En Bourgogne, après avoir nettoyé avec l’eau, on passe un peu d’eau-de-vie dans les cuves, qui sont toutes en bois. Chaptal nous apprend que les anciens donnaient une grande importance aux moyens de préparer la cuve. Non seulement ils la frottaient avec divers liquides tels que des décoctions de plantes aromatiques, de l’eau salée, du moût bouillant, etc., mais ils y brûlaient ensuite des aromates.
Comme tout le travail de la vinification se fait exclusivement par une bonne fermentation, nous croyons devoir nous appesantir davantage sur ces détails. Eviter les causes d’une mauvaise fermentation, tel est le but dont doit se pénétrer le fabricant.
La question de la température est aussi des plus importantes; on regarde généralement, dit Chaptal, le 25e degré au-dessus de zéro au thermomètre centigrade, comme celui qui indique la température la plus favorable à la fermentation alcoolique: elle languit au-dessous de ce degré et devient tumultueuse au-dessus. A une température très basse, ou très chaude elle n’a même plus lieu.

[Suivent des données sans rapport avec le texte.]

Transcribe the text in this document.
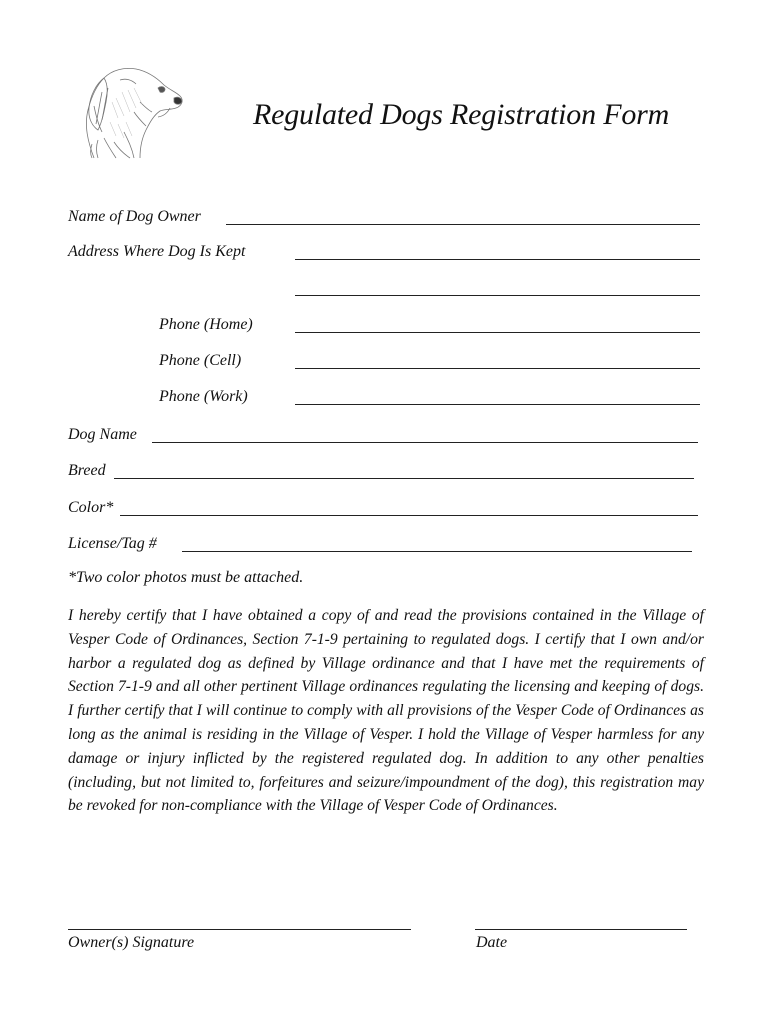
Regulated Dogs Registration Form
Name of Dog Owner
Address Where Dog Is Kept
Phone (Home)
Phone (Cell)
Phone (Work)
Dog Name
Breed
Color*
License/Tag #
*Two color photos must be attached.
I hereby certify that I have obtained a copy of and read the provisions contained in the Village of Vesper Code of Ordinances, Section 7-1-9 pertaining to regulated dogs. I certify that I own and/or harbor a regulated dog as defined by Village ordinance and that I have met the requirements of Section 7-1-9 and all other pertinent Village ordinances regulating the licensing and keeping of dogs. I further certify that I will continue to comply with all provisions of the Vesper Code of Ordinances as long as the animal is residing in the Village of Vesper. I hold the Village of Vesper harmless for any damage or injury inflicted by the registered regulated dog. In addition to any other penalties (including, but not limited to, forfeitures and seizure/impoundment of the dog), this registration may be revoked for non-compliance with the Village of Vesper Code of Ordinances.
Owner(s) Signature	Date
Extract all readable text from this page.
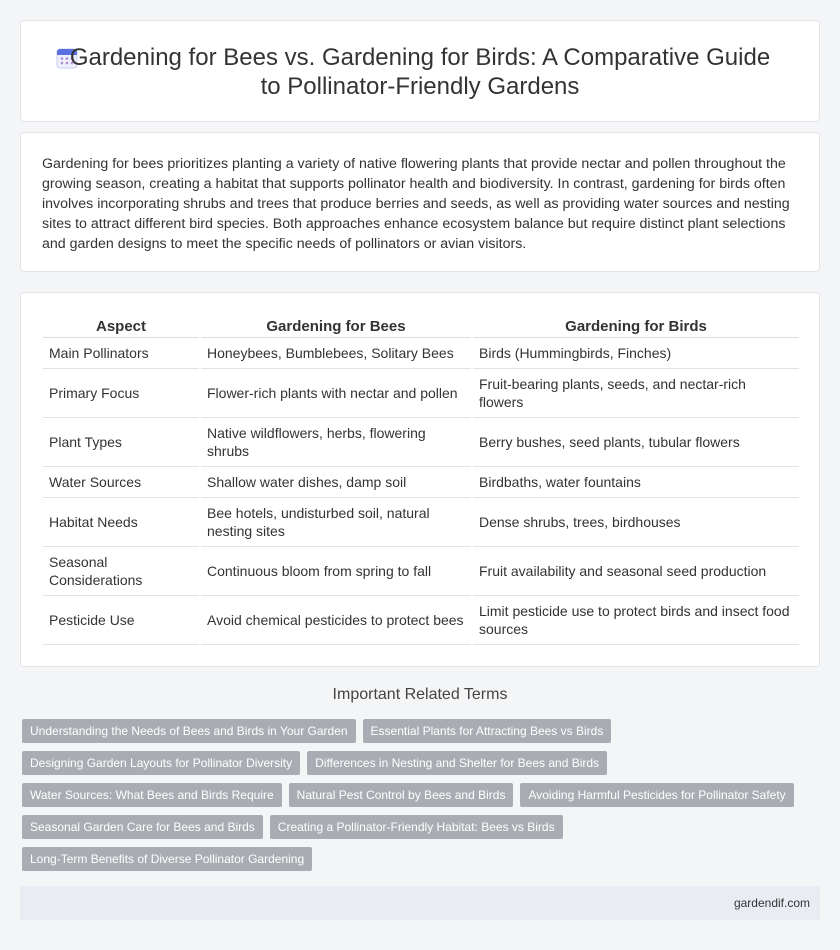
Gardening for Bees vs. Gardening for Birds: A Comparative Guide to Pollinator-Friendly Gardens

Gardening for bees prioritizes planting a variety of native flowering plants that provide nectar and pollen throughout the growing season, creating a habitat that supports pollinator health and biodiversity. In contrast, gardening for birds often involves incorporating shrubs and trees that produce berries and seeds, as well as providing water sources and nesting sites to attract different bird species. Both approaches enhance ecosystem balance but require distinct plant selections and garden designs to meet the specific needs of pollinators or avian visitors.

Aspect	Gardening for Bees	Gardening for Birds
Main Pollinators	Honeybees, Bumblebees, Solitary Bees	Birds (Hummingbirds, Finches)
Primary Focus	Flower-rich plants with nectar and pollen	Fruit-bearing plants, seeds, and nectar-rich flowers
Plant Types	Native wildflowers, herbs, flowering shrubs	Berry bushes, seed plants, tubular flowers
Water Sources	Shallow water dishes, damp soil	Birdbaths, water fountains
Habitat Needs	Bee hotels, undisturbed soil, natural nesting sites	Dense shrubs, trees, birdhouses
Seasonal Considerations	Continuous bloom from spring to fall	Fruit availability and seasonal seed production
Pesticide Use	Avoid chemical pesticides to protect bees	Limit pesticide use to protect birds and insect food sources
Important Related Terms
Understanding the Needs of Bees and Birds in Your Garden	Essential Plants for Attracting Bees vs Birds
Designing Garden Layouts for Pollinator Diversity	Differences in Nesting and Shelter for Bees and Birds
Water Sources: What Bees and Birds Require	Natural Pest Control by Bees and Birds	Avoiding Harmful Pesticides for Pollinator Safety
Seasonal Garden Care for Bees and Birds	Creating a Pollinator-Friendly Habitat: Bees vs Birds
Long-Term Benefits of Diverse Pollinator Gardening
gardendif.com
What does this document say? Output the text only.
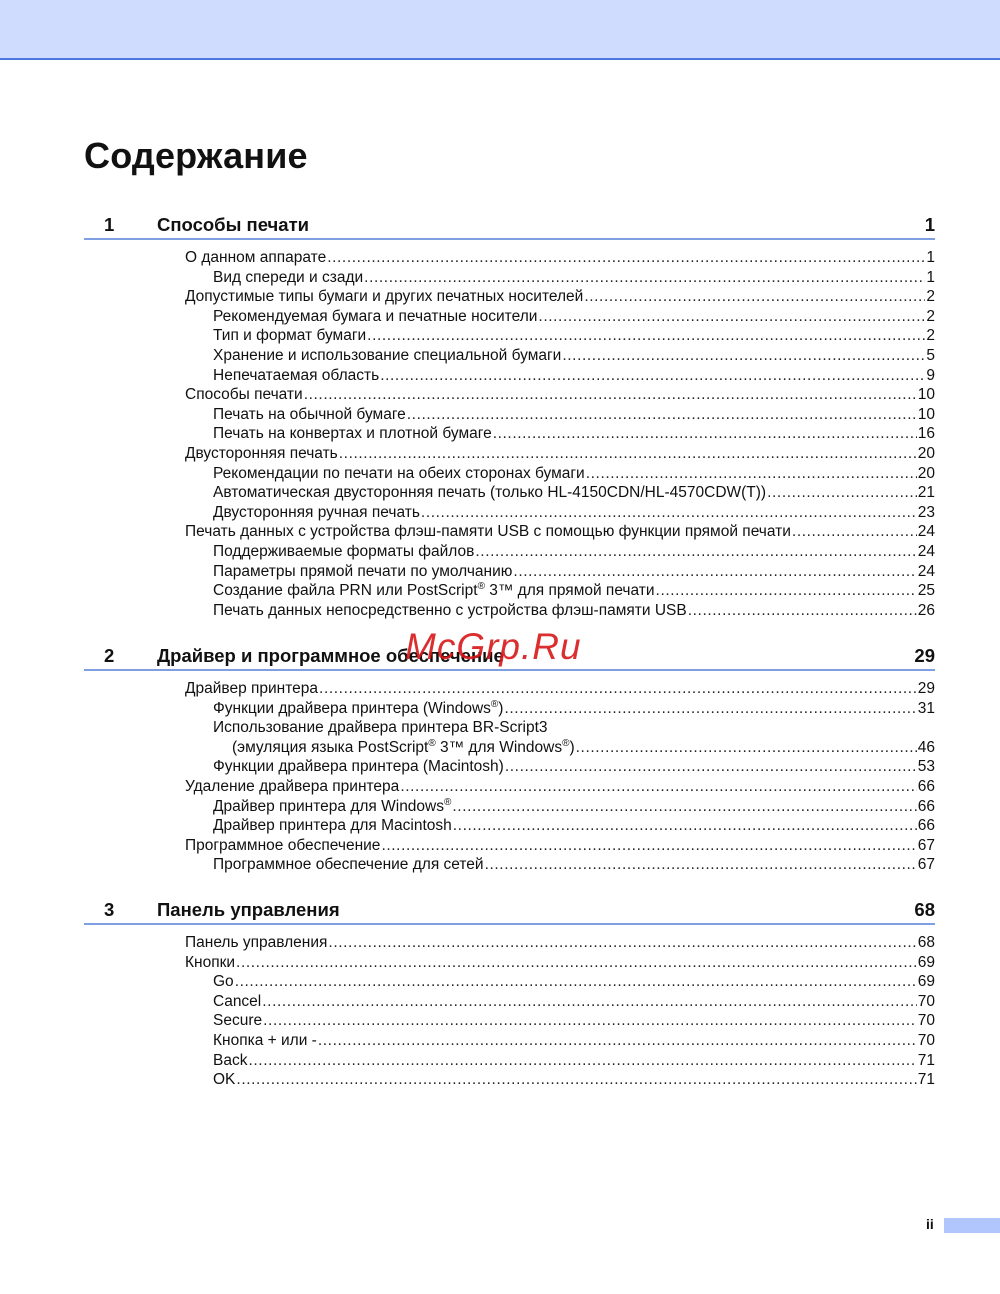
Содержание
1 Способы печати	1
О данном аппарате .....	1
Вид спереди и сзади .....	1
Допустимые типы бумаги и других печатных носителей .....	2
Рекомендуемая бумага и печатные носители .....	2
Тип и формат бумаги .....	2
Хранение и использование специальной бумаги .....	5
Непечатаемая область .....	9
Способы печати .....	10
Печать на обычной бумаге .....	10
Печать на конвертах и плотной бумаге .....	16
Двусторонняя печать .....	20
Рекомендации по печати на обеих сторонах бумаги .....	20
Автоматическая двусторонняя печать (только HL-4150CDN/HL-4570CDW(T)) .....	21
Двусторонняя ручная печать .....	23
Печать данных с устройства флэш-памяти USB с помощью функции прямой печати .....	24
Поддерживаемые форматы файлов .....	24
Параметры прямой печати по умолчанию .....	24
Создание файла PRN или PostScript® 3™ для прямой печати .....	25
Печать данных непосредственно с устройства флэш-памяти USB .....	26
2 Драйвер и программное обеспечение	29
Драйвер принтера .....	29
Функции драйвера принтера (Windows®) .....	31
Использование драйвера принтера BR-Script3
(эмуляция языка PostScript® 3™ для Windows®) .....	46
Функции драйвера принтера (Macintosh) .....	53
Удаление драйвера принтера .....	66
Драйвер принтера для Windows® .....	66
Драйвер принтера для Macintosh .....	66
Программное обеспечение .....	67
Программное обеспечение для сетей .....	67
3 Панель управления	68
Панель управления .....	68
Кнопки .....	69
Go .....	69
Cancel .....	70
Secure .....	70
Кнопка + или - .....	70
Back .....	71
OK .....	71
McGrp.Ru
ii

Il suit de ce principe que, lorsque la température du lieu où la fermentation s’accomplit n’est pas au moins à 15 degrés centigrades, il faut l’y élever par des moyens artificiels, soit en mêlant du moût bouillant dans la masse pour la porter à la température convenable, soit en chauffant le cellier par des poëles pour y maintenir cette température.
Dans le chapitre ayant rapport à la mise en cuve du moût, j’indiquerai les moyens les plus propres à élever le degré de chaleur, naturellement ou artificiellement.
Il me reste à parler, ici, des ustensiles devant servir à la fabrication.
Ceux qui possèdent déjà le matériel nécessaire pour faire le vin de vendange, n’ont besoin de rien de plus: ceux qui veulent fabriquer, pour la première fois, le vin de raisins secs, doivent avoir au moins deux cuves.
Quant aux fabricants, proprement dits, mon appareil pour la fabrication mathématique de vin en général et de ceux de raisins secs en particulier, est pour ainsi dire obligatoire. Ils peuvent me demander sans crainte tous les renseignements dont ils pourront avoir besoin.